Reichman, Corman ve Noonan (2008), yaptıkları çalışmada engelli çocuğu olan anne babaların yer aldığı araştırma grubunun, engelli çocuğu olmayan anne babaların oluşturduğu kontrol grubuna göre anlamlı düzeyde daha yüksek seviyede stres yaşadıklarını, mental ve fiziksel sağlık problemleri ile mücadele ettiklerini ve başka bir çocuğa sahip olup olmamakla ilgili tereddütler yaşadıklarını bulgulamışlardır.

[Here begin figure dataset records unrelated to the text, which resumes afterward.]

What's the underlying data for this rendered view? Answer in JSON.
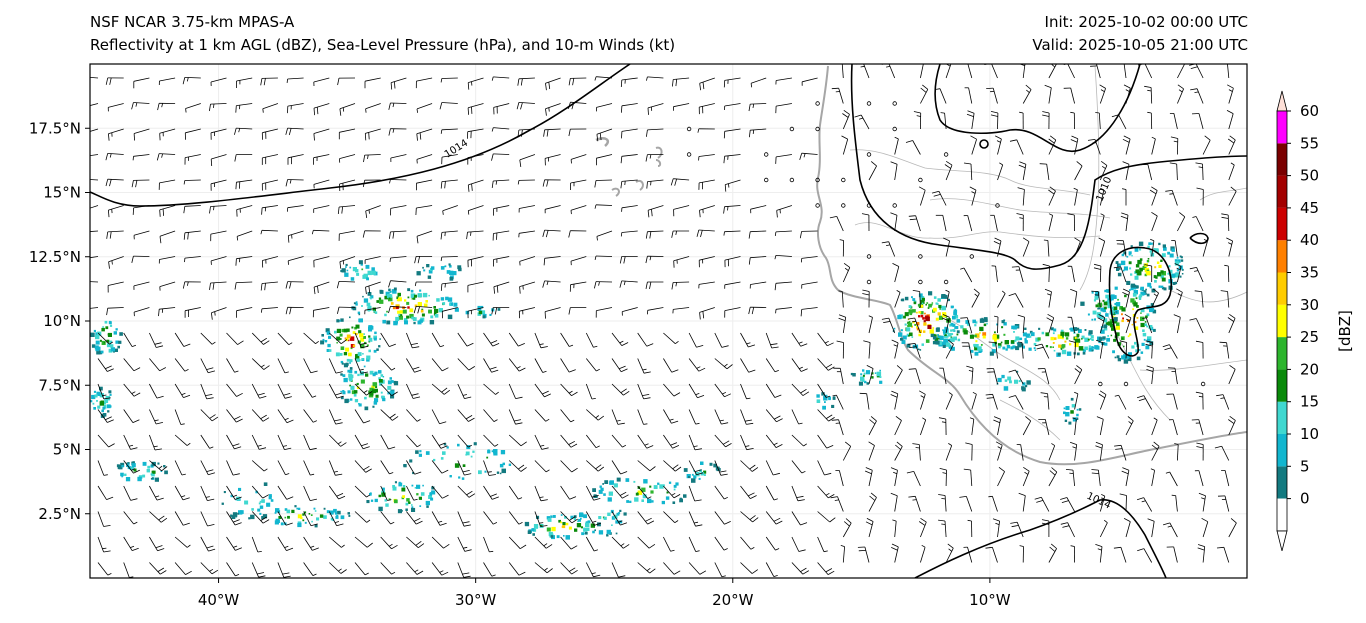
{
  "header": {
    "model": "NSF NCAR 3.75-km MPAS-A",
    "fields": "Reflectivity at 1 km AGL (dBZ), Sea-Level Pressure (hPa), and 10-m Winds (kt)",
    "init": "Init: 2025-10-02 00:00 UTC",
    "valid": "Valid: 2025-10-05 21:00 UTC"
  },
  "map": {
    "lon_range": [
      -45,
      0
    ],
    "lat_range": [
      0,
      20
    ],
    "lat_ticks": [
      {
        "value": 17.5,
        "label": "17.5°N"
      },
      {
        "value": 15,
        "label": "15°N"
      },
      {
        "value": 12.5,
        "label": "12.5°N"
      },
      {
        "value": 10,
        "label": "10°N"
      },
      {
        "value": 7.5,
        "label": "7.5°N"
      },
      {
        "value": 5,
        "label": "5°N"
      },
      {
        "value": 2.5,
        "label": "2.5°N"
      }
    ],
    "lon_ticks": [
      {
        "value": -40,
        "label": "40°W"
      },
      {
        "value": -30,
        "label": "30°W"
      },
      {
        "value": -20,
        "label": "20°W"
      },
      {
        "value": -10,
        "label": "10°W"
      }
    ],
    "isobars": [
      {
        "value": 1014,
        "label": "1014"
      },
      {
        "value": 1010,
        "label": "1010"
      },
      {
        "value": 1014,
        "label": "1014"
      }
    ]
  },
  "colorbar": {
    "unit": "[dBZ]",
    "ticks": [
      "0",
      "5",
      "10",
      "15",
      "20",
      "25",
      "30",
      "35",
      "40",
      "45",
      "50",
      "55",
      "60"
    ],
    "colors": [
      "#137a80",
      "#12b6cf",
      "#40d8d0",
      "#0a8a0a",
      "#2db52d",
      "#ffff00",
      "#ffcc00",
      "#ff8000",
      "#cc0000",
      "#a30000",
      "#7a0000",
      "#ff00ff",
      "#ffe0d8"
    ]
  }
}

Benjak ve Mavrinac (2009) yaptıkları çalışmada otistik çocuğu olan 178 anne-baba ile engelli çocuğu olmayan 172 anne-babayı kendilerine yönelik sağlık algıları açısından karşılaştırmışlardır. Araştırmaya katılan araştırma grubu ve kontrol grubu yaş, eğitim düzeyi, yaşadıkları yer ve kronik hastalığa sahip olma durumuna göre dengelendirilmiştir. Araştırma sonucunda otistik çocuğa sahip olan anne babaların kontrol grubundaki anne babalara göre anlamlı düzeyde sağlık durumlarını daha zayıf olarak algıladıkları bulgulanmıştır. Ayrıca otistik çocuğa sahip anne-babaların %71’i ekonomik, sosyal ve eğitim alanlarında politik değişiklikler yapılması gerektiğini bildirmişlerdir.

Amiri (2011) yaptığı çalışmada, aile içi problem çözme stratejileri, aile içinde duygularını ifade edebilme becerileri ve sahip olunan engelli çocuğun karakteristik özellikleri -yaş, engel düzeyi- ile anne-babaların stres düzeyi ile anne babaların mental sağlığı arasındaki ilişkiyi incelemiştir. Araştırmaya zihinsel engelli çocuğu olan 130 anne ile 70 baba katılmıştır. Araştırma sonucunda aile içi problem çözme becerileri ve aile içinde duyguların ifade edilebildiği ailelerde, anne babaların mental sağlıkları ve stres düzeylerinin de iyi olduğu bulgulanmıştır. Ayrıca engelli bireyin yaşı ve engel derecesi artıkça anne babaların stres düzeylerinin arttığı ve mental sağlıklarının da azaldığı gözlemlenmiştir.

Ahmadi ve diğerleri (2011), engelli çocuğa sahip olan anne-babalar ile engelli çocuğu olmayan anne babaların aile işlevlerini ve aile içi problem çözme becerilerini karşılaştırmışlardır. Araştırmanın çalışma grubu 200 anne babadan -100 engelli çocuğu olan anne-baba, 100 engelli çocuğu olmayan anne baba- oluşturulmuştur. Araştırma sonuçlarına göre, engelli çocuğa sahip anne babaların aile işlevlerinin ve aile içi problem çözme becerilerinin, engelli çocuğa sahip olmayan anne babalardan anlamlı düzeyde daha düşük seviyede olduğu bulgulanmıştır.